Allen Family Foods, a major employer on the Eastern Shore, has filed for bankruptcy and announced plans to sell most of its assets to competitor Mountaire Farms.
The 92-year-old Harbeson, Del.-based company filed for Chapter 11 reorganization bankruptcy on Friday in the U.S. Bankruptcy Court for the District of Delaware. Allen Family Foods listed $50 million to $100 million in debts and a like amount in assets.
The company is the third largest employer in Talbot County. It owns a poultry processing plant in Cordova that employs approximately 550 people.
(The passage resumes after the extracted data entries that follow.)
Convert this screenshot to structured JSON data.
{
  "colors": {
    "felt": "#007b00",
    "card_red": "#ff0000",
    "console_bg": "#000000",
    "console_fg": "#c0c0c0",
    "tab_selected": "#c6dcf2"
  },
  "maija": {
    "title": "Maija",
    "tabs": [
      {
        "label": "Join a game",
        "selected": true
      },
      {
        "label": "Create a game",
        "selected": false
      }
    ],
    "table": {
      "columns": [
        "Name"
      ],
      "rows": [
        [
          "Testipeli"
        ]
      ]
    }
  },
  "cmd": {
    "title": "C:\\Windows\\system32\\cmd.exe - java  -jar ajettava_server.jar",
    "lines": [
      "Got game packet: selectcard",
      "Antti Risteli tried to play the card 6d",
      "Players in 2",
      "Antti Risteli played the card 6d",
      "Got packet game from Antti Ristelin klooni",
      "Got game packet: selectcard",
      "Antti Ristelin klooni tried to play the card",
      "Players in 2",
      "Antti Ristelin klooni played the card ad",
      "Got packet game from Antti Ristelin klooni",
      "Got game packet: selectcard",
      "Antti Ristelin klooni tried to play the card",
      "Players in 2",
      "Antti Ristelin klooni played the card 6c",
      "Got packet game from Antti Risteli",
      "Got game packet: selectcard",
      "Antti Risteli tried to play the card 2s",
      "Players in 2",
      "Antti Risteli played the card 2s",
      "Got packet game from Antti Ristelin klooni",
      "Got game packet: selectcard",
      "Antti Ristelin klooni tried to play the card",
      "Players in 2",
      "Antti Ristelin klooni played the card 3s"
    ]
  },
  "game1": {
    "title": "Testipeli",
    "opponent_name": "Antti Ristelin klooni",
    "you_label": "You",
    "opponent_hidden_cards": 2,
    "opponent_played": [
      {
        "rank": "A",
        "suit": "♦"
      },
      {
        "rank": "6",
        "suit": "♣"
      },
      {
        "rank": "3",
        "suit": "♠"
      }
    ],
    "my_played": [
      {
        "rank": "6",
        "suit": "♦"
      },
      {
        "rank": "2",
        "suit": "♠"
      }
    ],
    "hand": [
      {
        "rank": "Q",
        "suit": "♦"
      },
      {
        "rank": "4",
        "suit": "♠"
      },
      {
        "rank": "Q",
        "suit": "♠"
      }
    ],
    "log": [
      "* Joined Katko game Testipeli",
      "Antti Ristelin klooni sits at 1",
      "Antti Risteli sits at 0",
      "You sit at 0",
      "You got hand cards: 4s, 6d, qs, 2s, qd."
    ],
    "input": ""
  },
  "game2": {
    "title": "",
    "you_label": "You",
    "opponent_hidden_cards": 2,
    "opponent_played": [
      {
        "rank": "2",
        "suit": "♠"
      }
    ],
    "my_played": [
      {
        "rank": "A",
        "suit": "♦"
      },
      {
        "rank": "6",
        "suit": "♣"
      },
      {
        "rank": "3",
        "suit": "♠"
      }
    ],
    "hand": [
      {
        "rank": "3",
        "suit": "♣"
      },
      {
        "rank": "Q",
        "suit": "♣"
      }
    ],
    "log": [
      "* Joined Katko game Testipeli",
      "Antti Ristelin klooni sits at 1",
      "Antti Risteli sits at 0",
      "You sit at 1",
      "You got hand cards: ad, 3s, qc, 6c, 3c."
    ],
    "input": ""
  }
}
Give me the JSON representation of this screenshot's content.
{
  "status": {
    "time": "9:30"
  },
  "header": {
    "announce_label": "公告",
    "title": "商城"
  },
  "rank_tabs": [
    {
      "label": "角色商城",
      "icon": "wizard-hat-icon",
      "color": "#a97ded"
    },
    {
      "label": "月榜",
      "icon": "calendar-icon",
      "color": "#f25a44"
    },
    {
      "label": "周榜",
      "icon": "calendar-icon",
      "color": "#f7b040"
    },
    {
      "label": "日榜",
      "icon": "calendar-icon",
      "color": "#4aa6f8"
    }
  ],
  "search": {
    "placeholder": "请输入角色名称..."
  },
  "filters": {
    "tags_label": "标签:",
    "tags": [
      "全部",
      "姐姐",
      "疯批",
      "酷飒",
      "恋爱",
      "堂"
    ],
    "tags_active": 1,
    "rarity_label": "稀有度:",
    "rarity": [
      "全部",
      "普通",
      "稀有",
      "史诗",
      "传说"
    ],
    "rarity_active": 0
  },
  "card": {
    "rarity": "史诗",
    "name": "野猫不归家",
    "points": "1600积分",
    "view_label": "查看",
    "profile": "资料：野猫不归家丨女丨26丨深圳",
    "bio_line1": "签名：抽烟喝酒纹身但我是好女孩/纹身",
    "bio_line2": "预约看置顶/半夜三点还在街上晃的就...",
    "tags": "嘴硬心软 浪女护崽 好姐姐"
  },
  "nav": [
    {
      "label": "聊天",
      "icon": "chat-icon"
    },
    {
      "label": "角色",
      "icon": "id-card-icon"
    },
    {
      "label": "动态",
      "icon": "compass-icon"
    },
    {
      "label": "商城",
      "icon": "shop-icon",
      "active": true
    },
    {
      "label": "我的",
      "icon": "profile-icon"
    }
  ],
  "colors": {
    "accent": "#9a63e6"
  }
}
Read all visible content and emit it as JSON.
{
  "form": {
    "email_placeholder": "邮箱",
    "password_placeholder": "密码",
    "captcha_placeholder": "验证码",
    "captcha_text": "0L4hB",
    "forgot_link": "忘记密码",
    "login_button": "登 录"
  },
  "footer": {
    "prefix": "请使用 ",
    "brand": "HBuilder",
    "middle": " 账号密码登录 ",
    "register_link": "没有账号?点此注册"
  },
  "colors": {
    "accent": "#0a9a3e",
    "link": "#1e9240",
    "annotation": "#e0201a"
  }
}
Allen Family Foods cited economic conditions for causing a situation where the company’s revenues and efforts to curtail costs were not enough to keep it afloat. In one example, the company said a $1 increase in the cost of corn raised its expenses by $10 million.
“Both during and following the economic downturn, the cost of corn and other feed ingredients has risen to record levels, and the combination of unsustainable ingredient costs and reduced finished poultry prices has directly led to the company’s financial woes,” the company wrote in court documents.
In its bankruptcy filing, Allen Family Foods said that had received a letter of interest from Seaford Milling Co., a subsidiary of Millsboro, Del.-based Mountaire, to buy most of its assets for $30 million. Mountaire is also Allen’s largest unsecured creditor. According to court documents, Allen owes Mountaire $588,148.
Allen Family Foods contacted 22 companies initially to gauge interest in buying the company’s assets. Of those, only three submitted initial bids, according to the filing.
Officials from Mountaire and Allen Family Foods did not return calls for comment on Monday.
While Mountaire has submitted a letter of intent, the deal needs court approval, and an auction will be held for the assets and a larger bidder could emerge.
Also, under the agreement, Mountaire is not required to keep on all or a specified number of Allen Family Foods employees. Allen Family Foods is not planning to sell include 24 “growout” farms, where hatchlings are raised prior to slaughter and 3,437 acres of farmland.
The bankruptcy filing comes almost a year after Allen Family Foods was hit with the largest safety violation fine in Maryland history — a total of $1.03 million for 51 violations at its facility in Hurlock, in Dorchester County. Department of Labor, Licensing and Regulation Secretary Alexander M. Sanchez said at the time was an “unprecedented” penalty.
The state agency said the company had been a “source of repeated health and safety violations over a number of years.”
Until last June, Allen Family Foods was the largest employer in Dorchester County with close to 1,000 employees. At the time the fine was announced, Allen Family Foods announced it had reached a deal with Amick Farms LLC, based in Batesburg-Leesville, S.C., to buy the Hurlock processing plant as well as a hatchery and a feed mill in Delmar, Del.